Dr. BARGER. Well, it was not possible to reach that judgment by
looking at one alone. We looked at 2,600 of them, and reached our
conclusions from that. This was to illustrate just one. . . .

Mr. CORNWELL. I would now like to direct your attention to JFK
exhibit F-367, and for your assistance ask that F-337 and F-344 be
placed up there simultaneously.

Dr. BARGER. Yes. This one and this one have been introduced as
evidence. This is new.

Mr. CORNWELL. Would you tell us what F-367 is?

Dr. BARGER. It is a list of those 15 matches that-of the 2,600
approximate matches we attempted--that that did in fact exhibit a
correlation coefficient higher than 0.6. . . .

Dr. BARGER. Very well. There are 15 descriptors here. Each one
describes a case where an acoustical test pattern matched better
than the threshold value of 0.6 with a segment of the Dallas tape.

The first situation where this occurred I will label with blue.
There were four test patterns that corresponded with the segment
of the tape that began at 137.7 seconds after the stuck button, with
coefficient, correlation coefficient, larger than 0.6, and these are
the four. I will note with a 1 that that is the first time in the tape
that any of the test patterns correlated with any of the impulse
patterns in the police tape with a score better than 0.6, and it
occurred four times.

Mr. CORNWELL. So at that point you are telling us that there is a
segment of the Dallas police tape which very closely approximates
or at least has a correlation coefficient of over 0.6 with respect to
the various test shots?

Dr. BARGER. Yes. This section may contain the sound of gunfire.
Then going on down in the list, we have what I will label the
second time, the second place on the Dallas tape where correlations
or matches were achieved that were good enough to exceed the
threshold value, and I will label that with red brackets to highlight
it, and there were five of them.

Then in the same way at a later time, around 145.15 seconds, in
green, I will label and highlight the three test shot patterns that
correlated with that part of the tape better than 0.6, and, finally,
at 145 seconds-yellow is not the best, is it-well, the fourth part of
the tape at 145.61 seconds had three different test patterns that
achieved the correlation score greater than 0.6.

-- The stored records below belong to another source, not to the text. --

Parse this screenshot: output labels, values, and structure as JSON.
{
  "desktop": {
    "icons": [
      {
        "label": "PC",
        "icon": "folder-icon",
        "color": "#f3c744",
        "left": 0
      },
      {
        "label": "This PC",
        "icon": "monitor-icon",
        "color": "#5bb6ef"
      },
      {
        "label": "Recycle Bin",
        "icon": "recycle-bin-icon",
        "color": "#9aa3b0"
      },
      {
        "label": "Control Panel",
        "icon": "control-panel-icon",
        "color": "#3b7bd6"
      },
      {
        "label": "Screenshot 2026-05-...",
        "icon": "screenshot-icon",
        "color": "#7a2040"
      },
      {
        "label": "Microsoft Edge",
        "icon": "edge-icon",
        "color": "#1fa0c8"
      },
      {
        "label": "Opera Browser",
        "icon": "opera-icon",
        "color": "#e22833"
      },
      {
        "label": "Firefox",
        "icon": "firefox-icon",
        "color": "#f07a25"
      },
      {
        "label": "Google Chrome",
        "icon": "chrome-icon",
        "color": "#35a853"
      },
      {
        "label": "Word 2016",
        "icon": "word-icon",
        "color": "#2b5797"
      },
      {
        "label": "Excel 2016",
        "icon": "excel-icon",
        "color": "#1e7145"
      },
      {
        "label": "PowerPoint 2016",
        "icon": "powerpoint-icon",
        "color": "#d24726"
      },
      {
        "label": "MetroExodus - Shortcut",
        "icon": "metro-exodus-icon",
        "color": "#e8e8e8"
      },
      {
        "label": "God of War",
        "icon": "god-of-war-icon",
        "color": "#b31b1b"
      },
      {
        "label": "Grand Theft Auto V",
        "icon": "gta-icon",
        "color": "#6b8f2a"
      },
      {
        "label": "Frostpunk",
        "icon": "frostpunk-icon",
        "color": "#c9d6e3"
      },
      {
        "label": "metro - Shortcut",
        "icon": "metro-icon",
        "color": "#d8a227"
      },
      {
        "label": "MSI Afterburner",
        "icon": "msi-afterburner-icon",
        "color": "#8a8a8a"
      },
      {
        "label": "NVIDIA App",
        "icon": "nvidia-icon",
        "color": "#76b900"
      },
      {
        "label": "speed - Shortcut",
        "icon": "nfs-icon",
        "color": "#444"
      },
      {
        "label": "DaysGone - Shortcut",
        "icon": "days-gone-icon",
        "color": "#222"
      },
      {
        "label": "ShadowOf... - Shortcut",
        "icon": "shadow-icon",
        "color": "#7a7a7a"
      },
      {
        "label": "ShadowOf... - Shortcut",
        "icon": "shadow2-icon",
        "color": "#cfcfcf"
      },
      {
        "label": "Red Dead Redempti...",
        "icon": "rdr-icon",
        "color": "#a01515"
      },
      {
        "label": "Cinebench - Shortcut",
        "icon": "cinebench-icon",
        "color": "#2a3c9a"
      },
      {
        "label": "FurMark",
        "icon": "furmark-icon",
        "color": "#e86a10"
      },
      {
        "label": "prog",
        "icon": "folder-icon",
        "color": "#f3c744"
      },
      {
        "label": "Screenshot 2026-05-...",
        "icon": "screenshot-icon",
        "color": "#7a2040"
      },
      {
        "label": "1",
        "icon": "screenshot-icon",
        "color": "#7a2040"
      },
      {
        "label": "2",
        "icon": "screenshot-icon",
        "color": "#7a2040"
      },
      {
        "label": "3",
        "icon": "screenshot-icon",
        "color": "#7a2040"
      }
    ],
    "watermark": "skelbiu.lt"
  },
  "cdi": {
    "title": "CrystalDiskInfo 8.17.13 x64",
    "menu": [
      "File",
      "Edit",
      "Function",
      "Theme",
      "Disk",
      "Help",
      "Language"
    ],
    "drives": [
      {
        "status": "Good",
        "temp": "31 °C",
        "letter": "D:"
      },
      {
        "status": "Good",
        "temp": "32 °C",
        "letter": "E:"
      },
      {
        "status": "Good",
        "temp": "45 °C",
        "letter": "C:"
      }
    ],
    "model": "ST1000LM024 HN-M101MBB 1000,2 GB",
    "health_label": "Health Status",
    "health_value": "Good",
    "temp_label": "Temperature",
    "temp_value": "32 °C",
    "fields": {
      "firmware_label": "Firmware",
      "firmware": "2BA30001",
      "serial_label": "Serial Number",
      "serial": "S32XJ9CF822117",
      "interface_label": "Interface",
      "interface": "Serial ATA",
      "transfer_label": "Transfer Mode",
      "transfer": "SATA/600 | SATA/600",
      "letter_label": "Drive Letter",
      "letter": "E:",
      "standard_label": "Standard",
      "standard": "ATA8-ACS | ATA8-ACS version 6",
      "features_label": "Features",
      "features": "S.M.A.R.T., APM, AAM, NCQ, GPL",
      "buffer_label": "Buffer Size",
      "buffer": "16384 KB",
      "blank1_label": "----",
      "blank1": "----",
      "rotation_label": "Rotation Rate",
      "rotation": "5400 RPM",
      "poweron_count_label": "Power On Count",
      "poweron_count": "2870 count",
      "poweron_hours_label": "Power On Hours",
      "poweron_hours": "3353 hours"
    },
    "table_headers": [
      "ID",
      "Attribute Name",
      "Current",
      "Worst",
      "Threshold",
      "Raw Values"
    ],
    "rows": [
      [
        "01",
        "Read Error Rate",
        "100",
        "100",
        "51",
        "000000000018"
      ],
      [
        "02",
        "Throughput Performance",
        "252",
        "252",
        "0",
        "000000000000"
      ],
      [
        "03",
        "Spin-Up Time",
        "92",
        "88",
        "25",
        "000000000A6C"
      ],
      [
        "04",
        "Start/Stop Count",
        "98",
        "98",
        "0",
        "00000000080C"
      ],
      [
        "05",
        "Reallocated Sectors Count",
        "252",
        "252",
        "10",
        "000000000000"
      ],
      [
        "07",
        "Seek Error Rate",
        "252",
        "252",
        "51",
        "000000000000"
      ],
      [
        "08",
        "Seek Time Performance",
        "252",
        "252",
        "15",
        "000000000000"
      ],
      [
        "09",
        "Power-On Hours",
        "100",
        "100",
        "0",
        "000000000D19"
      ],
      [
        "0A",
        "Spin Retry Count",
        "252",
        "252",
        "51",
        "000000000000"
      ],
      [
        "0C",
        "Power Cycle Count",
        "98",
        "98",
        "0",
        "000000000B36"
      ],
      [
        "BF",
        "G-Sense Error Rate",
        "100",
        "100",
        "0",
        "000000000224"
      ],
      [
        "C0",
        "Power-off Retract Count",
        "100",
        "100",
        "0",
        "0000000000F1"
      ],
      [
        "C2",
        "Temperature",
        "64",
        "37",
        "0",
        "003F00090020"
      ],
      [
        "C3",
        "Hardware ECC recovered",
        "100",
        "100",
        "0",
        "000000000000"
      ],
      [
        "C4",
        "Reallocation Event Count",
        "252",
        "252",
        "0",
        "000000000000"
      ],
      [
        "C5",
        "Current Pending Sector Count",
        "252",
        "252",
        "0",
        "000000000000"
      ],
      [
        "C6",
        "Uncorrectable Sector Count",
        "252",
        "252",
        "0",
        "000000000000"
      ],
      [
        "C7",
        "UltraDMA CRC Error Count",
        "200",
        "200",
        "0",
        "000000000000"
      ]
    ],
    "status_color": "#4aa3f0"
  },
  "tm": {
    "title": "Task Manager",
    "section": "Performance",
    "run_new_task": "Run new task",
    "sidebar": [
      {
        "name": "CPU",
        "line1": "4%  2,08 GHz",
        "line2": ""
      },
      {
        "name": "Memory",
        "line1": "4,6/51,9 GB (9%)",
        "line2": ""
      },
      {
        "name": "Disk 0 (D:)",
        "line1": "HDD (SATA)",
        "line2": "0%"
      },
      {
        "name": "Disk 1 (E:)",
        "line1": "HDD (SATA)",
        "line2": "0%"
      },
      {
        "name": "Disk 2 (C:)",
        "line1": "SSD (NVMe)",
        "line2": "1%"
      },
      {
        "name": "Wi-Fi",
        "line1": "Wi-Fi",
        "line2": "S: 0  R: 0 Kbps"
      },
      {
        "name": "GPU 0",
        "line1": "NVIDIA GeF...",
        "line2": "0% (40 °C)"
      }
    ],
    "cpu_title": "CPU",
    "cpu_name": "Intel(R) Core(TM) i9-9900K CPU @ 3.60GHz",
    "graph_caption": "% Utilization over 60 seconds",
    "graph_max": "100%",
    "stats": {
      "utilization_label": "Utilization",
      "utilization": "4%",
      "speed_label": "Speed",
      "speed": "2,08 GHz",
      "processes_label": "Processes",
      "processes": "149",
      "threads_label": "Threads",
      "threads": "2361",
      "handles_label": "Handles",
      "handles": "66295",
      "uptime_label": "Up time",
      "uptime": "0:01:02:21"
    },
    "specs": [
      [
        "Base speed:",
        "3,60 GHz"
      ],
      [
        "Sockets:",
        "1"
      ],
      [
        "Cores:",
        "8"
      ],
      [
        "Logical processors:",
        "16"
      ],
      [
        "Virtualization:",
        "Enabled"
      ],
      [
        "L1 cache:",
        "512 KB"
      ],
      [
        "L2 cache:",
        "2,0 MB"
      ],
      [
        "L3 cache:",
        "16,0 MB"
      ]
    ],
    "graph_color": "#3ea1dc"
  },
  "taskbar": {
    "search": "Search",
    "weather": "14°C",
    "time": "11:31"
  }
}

Now a feature of a detection by a receiver that was designed to
detect the possibility of otherwise subaudible events by using the
threshold correlation procedure is that it can give threshold exceedences,
the threshold having been 0.6, under two circumstances.

One, it exceeds the threshold when it has correctly detected the
event, and the other is, it exceeds the threshold when it has incorrectly
detected the event. The latter circumstance is called a false
alarm.

It is the purpose of the rest of my testimony now to examine the
question: Which, if any, are false alarms?

Mr. CORNWELL. Before you do that, I take it that you took each
of the four segments of the Dallas Police Department tape, which
you have indicated with the numbers 1, 2, 3, and 4, and compared
them with all of the test patterns, and what you have simply
illustrated on the chart is a match very similar to the one that you
showed us physically how you performed earlier with respect to a
shot in the first time frame. Is that correct?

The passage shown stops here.